Nigeria’s newly released data from the National Bureau of Statistics (NBS) has seen a 4.59 percent jump in voice subscriptions and this is significant in the era of VoIP call services all over the place these days. Facebook’s main messaging services, WhatsApp, Instagram and Messenger control messaging globally and just a few years ago, they started introducing voice services and then to video conferencing and this took a toll on the revenue of many telcos globally. The second quarter to third quarter new voice subscriptions went from 196,242,456 to 205,252,058. This was contained in a report titled “Telecoms Data: Active Voice and Internet per State, Porting and Tariff Information release earlier this week by the NBS.
The 100-page report gives an investigation covering the quantity of active subscribers by state. It additionally gives information by telecom companies, with classes covering active voice subscription, active Internet membership, examination of dynamic voice memberships by network, numbers ported and tariffs among others.
MTN being the biggest mobile network operator in Nigeria go the biggest share of the new voice subscribers and then Airtel and Glo in second and third places respectively. MTN got 78,754,855 in Q2 compared to 82,635,083 in Q3 while GLO in the same period went from 52,573 ,907 to 54,254,550 between the second and third quarters of 2020 according to the report.
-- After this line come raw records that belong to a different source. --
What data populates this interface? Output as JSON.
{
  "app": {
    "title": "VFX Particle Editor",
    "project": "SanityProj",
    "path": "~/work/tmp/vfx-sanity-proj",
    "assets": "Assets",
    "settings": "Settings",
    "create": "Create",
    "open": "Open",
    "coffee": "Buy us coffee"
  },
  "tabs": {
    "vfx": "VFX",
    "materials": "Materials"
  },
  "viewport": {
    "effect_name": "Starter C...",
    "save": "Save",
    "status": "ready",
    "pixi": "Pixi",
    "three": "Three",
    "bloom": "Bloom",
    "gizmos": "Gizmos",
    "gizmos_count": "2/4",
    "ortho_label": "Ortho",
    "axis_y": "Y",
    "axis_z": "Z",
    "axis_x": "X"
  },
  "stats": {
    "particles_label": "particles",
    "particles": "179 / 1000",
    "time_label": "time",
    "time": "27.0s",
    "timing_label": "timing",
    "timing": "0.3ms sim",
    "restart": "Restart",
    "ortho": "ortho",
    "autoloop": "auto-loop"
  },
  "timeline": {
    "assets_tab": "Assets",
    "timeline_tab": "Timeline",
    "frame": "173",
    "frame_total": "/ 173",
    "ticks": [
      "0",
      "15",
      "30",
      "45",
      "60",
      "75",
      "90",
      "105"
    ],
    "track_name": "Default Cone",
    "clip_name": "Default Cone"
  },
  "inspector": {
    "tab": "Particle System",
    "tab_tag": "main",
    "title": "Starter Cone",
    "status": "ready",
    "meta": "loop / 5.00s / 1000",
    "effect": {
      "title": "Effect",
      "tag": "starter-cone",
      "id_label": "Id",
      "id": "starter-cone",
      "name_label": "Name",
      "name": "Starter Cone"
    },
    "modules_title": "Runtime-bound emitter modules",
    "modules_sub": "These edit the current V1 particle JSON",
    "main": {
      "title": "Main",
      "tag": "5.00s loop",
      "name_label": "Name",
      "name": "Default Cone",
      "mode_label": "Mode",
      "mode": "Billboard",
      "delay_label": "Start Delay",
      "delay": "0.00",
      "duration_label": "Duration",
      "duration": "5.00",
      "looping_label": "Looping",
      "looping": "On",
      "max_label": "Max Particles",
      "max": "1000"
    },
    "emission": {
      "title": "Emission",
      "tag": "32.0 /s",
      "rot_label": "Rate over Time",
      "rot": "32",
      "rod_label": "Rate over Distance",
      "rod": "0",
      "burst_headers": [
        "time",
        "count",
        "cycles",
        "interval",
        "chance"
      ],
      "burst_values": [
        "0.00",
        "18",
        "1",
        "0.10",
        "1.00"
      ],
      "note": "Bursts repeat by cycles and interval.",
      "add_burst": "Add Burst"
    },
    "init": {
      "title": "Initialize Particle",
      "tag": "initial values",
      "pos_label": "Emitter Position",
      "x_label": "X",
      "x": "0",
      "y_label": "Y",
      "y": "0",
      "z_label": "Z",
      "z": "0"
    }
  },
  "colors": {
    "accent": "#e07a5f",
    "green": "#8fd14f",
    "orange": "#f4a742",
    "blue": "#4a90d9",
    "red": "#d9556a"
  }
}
Airtel came in from 52,462,347 to 55,250,798, in this category and 9mobile went from 12 111 674 to 12 729 222. It is worthy of note that GLO is the second biggest telecom operator in Nigeria.
The drop in voice revenue has led telecom companies to come up with ways to sell data services which are required to make call from social media apps. Data prices in Nigeria are still considered fair but the billing is where many have an axe to grind with the operators. But as the explanation goes, we live in the HD and 4k era and it costs resources to process videos in high quality. The Federal Government of Nigeria through the Federal Ministry of Communications and Digital Economy is urging operators to further the cost of acquiring data so many more can come online. 4G services are now available in major cities across Nigeria but throughput is where the challenge is. You see the 4G sign on part of your phone screen but when you test sometimes, you get less than 2Mbps. 4G speeds at a download minimum should range between 5Mbps and 12Mbps.
Now the Nigeria Communications Commission (NCC) and the mobile network operators (MNOs) are working to increase 5G tests across Nigeria.
The data NBS relied on mainly came from the NCC and was published after verification.